Les baby-boomers sont les grands gagnants de notre système par répartition. C'est sur eux qu'il faudrait faire peser une bonne partie du rééquilibrage budgétaire, tout en rendant le mécanisme plus redistributif à l'intérieur d'une génération, explique l'économiste Frédéric Cherbonnier.
Afin de faire face à notre dette publique, soutenir le pouvoir d'achat, investir pour l'avenir, il nous faut relever le taux d'emploi des seniors. Cela passe par un durcissement des conditions d'accès à la retraite - âge légal et conditions pour un départ anticipé. Mais dans le contexte budgétaire et politique actuel, cela n'est possible qu'en allant vers un système plus équitable.
Premier angle d'approche : l'équité intergénérationnelle, jaugée en analysant l'écart entre cotisations versées et pensions perçues. Selon le dernier rapport du Conseil d'orientation des retraites (COR), les plus de 75 ans ont bénéficié d'un « taux de rendement interne » de près de 2 %. Ce taux correspond au rendement réel équivalent dans un système par capitalisation, soit le taux de rémunération qu'aurait retenu un assureur pour capitaliser les cotisations et les transformer à terme en une rente viagère d'un montant équivalent. Pour les Français actuellement en activité, ce taux sera beaucoup plus bas, il devrait passer sous la barre de 0,5 % pour ceux qui aujourd'hui ont moins de 50 ans ! Résultat de la moindre croissance de l'activité économique et des mesures prises pour faire face au vieillissement de la population : désindexation des retraites de l'évolution des salaires, allongement de la durée de cotisation, etc.
Second angle d'approche : l'équité intragénérationnelle, liée en grande partie aux inégalités de santé. Sur ce point, la question de la pénibilité au travail est l'arbre qui cache la forêt. Elle n'explique qu'une petite partie des écarts de santé, alors que le débat en France devrait davantage se porter sur le caractère antiredistributif de notre système de retraites - les catégories populaires décédant en moyenne trop tôt pour bénéficier pleinement de leur droit à la retraite, et finançant à la place celle des cadres !
Une large part de déterminisme social
Les écarts d'espérance de vie résultent pour une large part d'un déterminisme social : les catégories les plus pauvres (le premier décile de revenu) ont la même espérance de vie à 59 ans que la moyenne de la population à l'âge de 64 ans, cet écart se transmet généralement de génération en génération et justifierait de rehausser de 30 % le niveau des pensions de ces catégories (afin de leur faire bénéficier du même taux de rendement interne sur leurs cotisations que le français moyen). L'idéal serait de faire du cas par cas, via un examen médical au moment du départ à la retraite pour qu'un tel ajustement soit fonction de l'état de santé précis de chacun, mais cela semble bien impraticable !

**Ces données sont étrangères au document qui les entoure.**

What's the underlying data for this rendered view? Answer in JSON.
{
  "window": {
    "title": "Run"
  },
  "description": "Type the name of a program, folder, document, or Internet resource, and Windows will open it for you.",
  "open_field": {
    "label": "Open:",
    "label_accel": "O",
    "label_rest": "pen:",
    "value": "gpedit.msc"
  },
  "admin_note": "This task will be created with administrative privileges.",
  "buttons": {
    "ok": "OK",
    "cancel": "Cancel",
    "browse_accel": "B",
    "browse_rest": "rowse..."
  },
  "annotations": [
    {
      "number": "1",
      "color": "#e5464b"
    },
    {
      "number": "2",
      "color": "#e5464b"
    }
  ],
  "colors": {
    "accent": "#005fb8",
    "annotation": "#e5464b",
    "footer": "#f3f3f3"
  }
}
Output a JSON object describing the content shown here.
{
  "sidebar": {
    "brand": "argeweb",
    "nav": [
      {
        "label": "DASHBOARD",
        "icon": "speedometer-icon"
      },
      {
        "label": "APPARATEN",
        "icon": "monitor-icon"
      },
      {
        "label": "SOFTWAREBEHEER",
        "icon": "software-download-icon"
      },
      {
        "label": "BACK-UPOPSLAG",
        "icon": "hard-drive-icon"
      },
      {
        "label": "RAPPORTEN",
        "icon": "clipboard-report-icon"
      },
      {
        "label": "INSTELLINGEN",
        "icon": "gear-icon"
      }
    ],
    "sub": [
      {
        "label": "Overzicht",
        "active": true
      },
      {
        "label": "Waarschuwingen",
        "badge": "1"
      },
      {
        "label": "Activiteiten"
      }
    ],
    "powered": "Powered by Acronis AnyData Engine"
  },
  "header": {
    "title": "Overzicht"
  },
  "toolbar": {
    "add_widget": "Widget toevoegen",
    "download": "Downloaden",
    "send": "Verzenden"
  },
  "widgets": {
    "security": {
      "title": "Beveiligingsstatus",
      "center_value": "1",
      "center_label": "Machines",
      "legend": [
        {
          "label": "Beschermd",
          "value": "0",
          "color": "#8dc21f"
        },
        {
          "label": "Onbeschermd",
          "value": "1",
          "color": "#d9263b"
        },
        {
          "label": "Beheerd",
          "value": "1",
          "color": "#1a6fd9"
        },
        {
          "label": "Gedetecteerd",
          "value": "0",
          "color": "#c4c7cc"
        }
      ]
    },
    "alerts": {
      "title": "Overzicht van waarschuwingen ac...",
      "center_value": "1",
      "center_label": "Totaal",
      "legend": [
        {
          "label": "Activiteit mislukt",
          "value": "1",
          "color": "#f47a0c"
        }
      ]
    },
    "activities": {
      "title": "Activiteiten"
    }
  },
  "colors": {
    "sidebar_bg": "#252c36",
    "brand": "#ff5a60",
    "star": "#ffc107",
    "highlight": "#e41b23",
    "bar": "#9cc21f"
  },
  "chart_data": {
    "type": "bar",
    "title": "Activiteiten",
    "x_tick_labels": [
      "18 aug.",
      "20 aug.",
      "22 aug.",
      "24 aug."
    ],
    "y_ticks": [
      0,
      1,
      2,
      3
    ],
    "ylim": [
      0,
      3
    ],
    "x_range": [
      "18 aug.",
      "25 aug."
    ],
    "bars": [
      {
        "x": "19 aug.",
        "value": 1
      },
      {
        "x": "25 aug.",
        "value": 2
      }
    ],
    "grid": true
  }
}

Que faire ? Les baby-boomers sont les grands gagnants de notre système par répartition, c'est donc sur eux, les retraités actuels, qu'il faudrait faire peser une bonne partie du rééquilibrage budgétaire. Et pour le reste, s'inspirer des meilleures pratiques chez nos partenaires. Afin de rendre le système plus redistributif, il faudrait mettre en place un taux de remplacement plus élevé pour les petites retraites, à l'instar de ce qui est fait dans le régime de base aux Etats-Unis de façon extrême : le niveau de la pension y passe progressivement de 90 % du revenu pour une personne pauvre à seulement 30 % pour les plus aisées.
En France, pour une catégorie de travailleur donné, le taux de remplacement est quasiment constant dès lors que l'on se situe entre les minima sociaux (minimum contributif, allocation de solidarité) et le plafond de la Sécurité sociale. Et en ce qui concerne la pénibilité, l'idéal serait, à l'instar de l'Allemagne, d'inciter les partenaires sociaux à négocier des accords de branche identifiant les métiers pénibles, et à s'accorder sur un surcroît de cotisations sociales finançant préretraites ou travail à temps partiel. Cela responsabiliserait au passage les entreprises, les incitant à lutter davantage contre la pénibilité au travail.